Musings from the Manse – February

Sometime ago I was speaking to a Christian who said they had moved church and did not want to get involved in the ‘politics of church’ but just wanted to go on a Sunday morning, worship God and come away. At the time I responded that I felt that was ok but the conversation prompted me to further reflect and I think my answer was wrong. I thought what would happen if everyone just decided that Church would be a place that they would just go to on a Sunday for worship and not be involved in the life of the church at any other time.

Well we would not have buildings and we couldn’t even just hire a hall for the Sunday service as no one would organise it. We would have no fellowship and no pastoral care, no children’s work, no involvement in any decisions which presumably would all be made by the minister[now there’s an awful thought]. There would be no groups for nurturing and teaching and we would have no ecumenical relations/activities and perhaps the most disturbing would be that we would have no mission. Indeed the conclusion would be that we were not church.
To just go to worship and not get involved in the life of the church could mean that we would be like the people in the parable of the sower who hear God’s word but do nothing about it. How can we read the Bible or sing the words of some of our hymns or listen to a sermon and not think that it needs a response from us as individuals and together as church?

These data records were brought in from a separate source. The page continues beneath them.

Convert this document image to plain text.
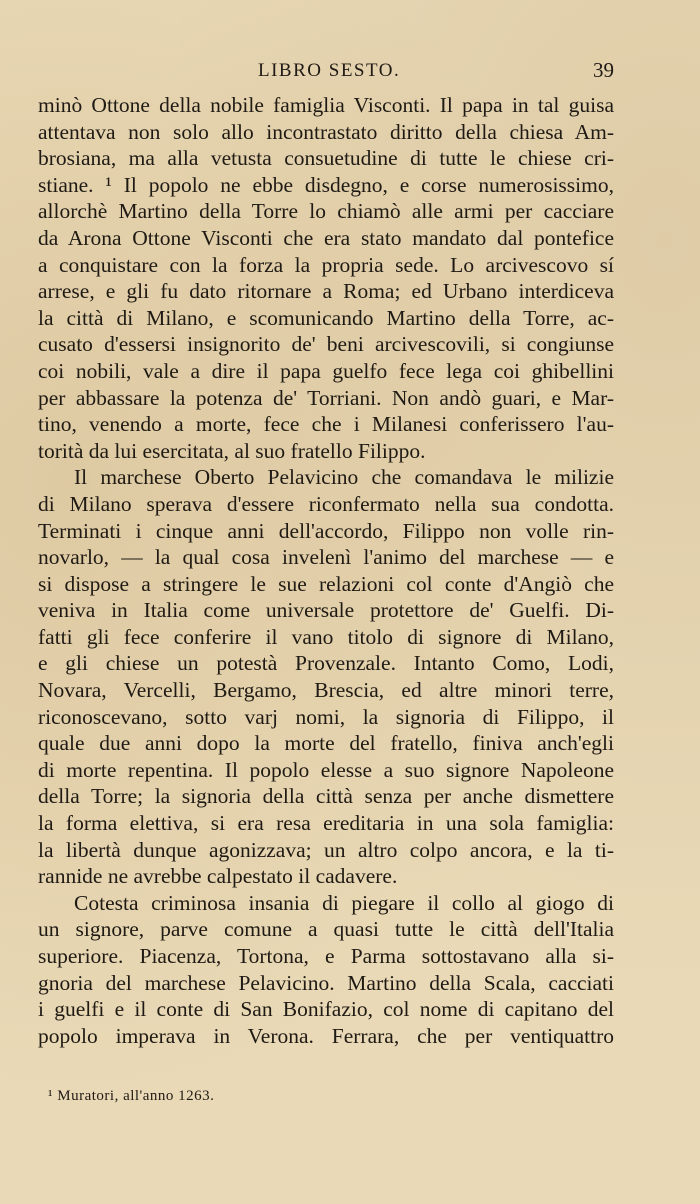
LIBRO SESTO.	39
minò Ottone della nobile famiglia Visconti. Il papa in tal guisa
attentava non solo allo incontrastato diritto della chiesa Am-
brosiana, ma alla vetusta consuetudine di tutte le chiese cri-
stiane. ¹ Il popolo ne ebbe disdegno, e corse numerosissimo,
allorchè Martino della Torre lo chiamò alle armi per cacciare
da Arona Ottone Visconti che era stato mandato dal pontefice
a conquistare con la forza la propria sede. Lo arcivescovo sí
arrese, e gli fu dato ritornare a Roma; ed Urbano interdiceva
la città di Milano, e scomunicando Martino della Torre, ac-
cusato d'essersi insignorito de' beni arcivescovili, si congiunse
coi nobili, vale a dire il papa guelfo fece lega coi ghibellini
per abbassare la potenza de' Torriani. Non andò guari, e Mar-
tino, venendo a morte, fece che i Milanesi conferissero l'au-
torità da lui esercitata, al suo fratello Filippo.
Il marchese Oberto Pelavicino che comandava le milizie
di Milano sperava d'essere riconfermato nella sua condotta.
Terminati i cinque anni dell'accordo, Filippo non volle rin-
novarlo, — la qual cosa invelenì l'animo del marchese — e
si dispose a stringere le sue relazioni col conte d'Angiò che
veniva in Italia come universale protettore de' Guelfi. Di-
fatti gli fece conferire il vano titolo di signore di Milano,
e gli chiese un potestà Provenzale. Intanto Como, Lodi,
Novara, Vercelli, Bergamo, Brescia, ed altre minori terre,
riconoscevano, sotto varj nomi, la signoria di Filippo, il
quale due anni dopo la morte del fratello, finiva anch'egli
di morte repentina. Il popolo elesse a suo signore Napoleone
della Torre; la signoria della città senza per anche dismettere
la forma elettiva, si era resa ereditaria in una sola famiglia:
la libertà dunque agonizzava; un altro colpo ancora, e la ti-
rannide ne avrebbe calpestato il cadavere.
Cotesta criminosa insania di piegare il collo al giogo di
un signore, parve comune a quasi tutte le città dell'Italia
superiore. Piacenza, Tortona, e Parma sottostavano alla si-
gnoria del marchese Pelavicino. Martino della Scala, cacciati
i guelfi e il conte di San Bonifazio, col nome di capitano del
popolo imperava in Verona. Ferrara, che per ventiquattro
¹ Muratori, all'anno 1263.
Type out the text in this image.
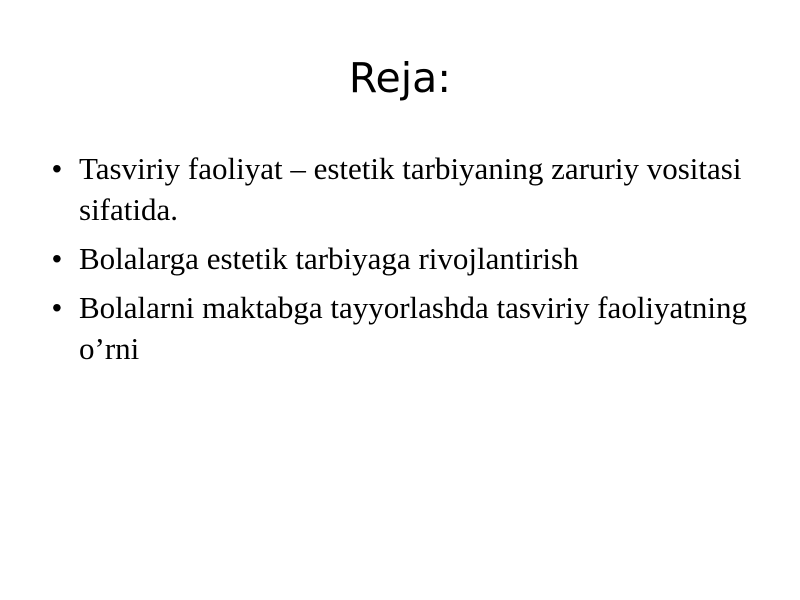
Reja:
• Tasviriy faoliyat – estetik tarbiyaning zaruriy vositasi sifatida.
• Bolalarga estetik tarbiyaga rivojlantirish
• Bolalarni maktabga tayyorlashda tasviriy faoliyatning o’rni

As a balance to that conversation I spoke with another person who had heard a sermon in their church and believes that God was challenging them to volunteer to work in a charity who work with people on the edge of society. This person had prayerfully responded to God and found a place and went through the process of volunteering, fully appreciating that they had to commit to training and DBS and references.

These two stories feel like a modern day parable of different views and different responses to being a Christian. You can almost hear Jesus using it to explain to His disciples that they cannot just be faithful attendees at the Temple but they must go out into all the world sharing the good news and loving their neighbour.

…and what if the disciples had just gone to the temple and done nothing else, what if the Gospel writers had not written the Gospels but just gone to worship, what if Paul had simply turned to Christianity and just worshiped God? Well if they had you and I would not be Christians and we would have never heard the stories of Jesus from those who took time to share them with us and we would not have known about God’s love for us.

Next month we see the start of Lent which should be a time for reflection. This year we are having Lent fellowship groups in both Bilton and Knaresborough Churches which will provide a great opportunity for us to share fellowship together and reflect on our response to God’s presence in the world as we look at the Easter story together. I firmly believe that to develop any relationship you need to work at it to understand each other more and to grow in love and our relationship with Jesus is surely the most important one we have.

At my previous Pastorate we used quite a few of the York Courses for Lent groups and one year the material contained these quotes;

‘Am I just religious or am I a person of faith?’
Sr Elizabeth Obbard Carmelite Solitary

‘Most of us are fairly comfortable to be disciples – sitting at the Master’s feet and learning from him, even though the teaching itself can be tough. We are often less comfortable to be apostles or witnesses sharing our faith with others.’
John Young

Will this be just another reflection that you read and ignore or will you take action as you are able and join in these Lent Fellowship groups?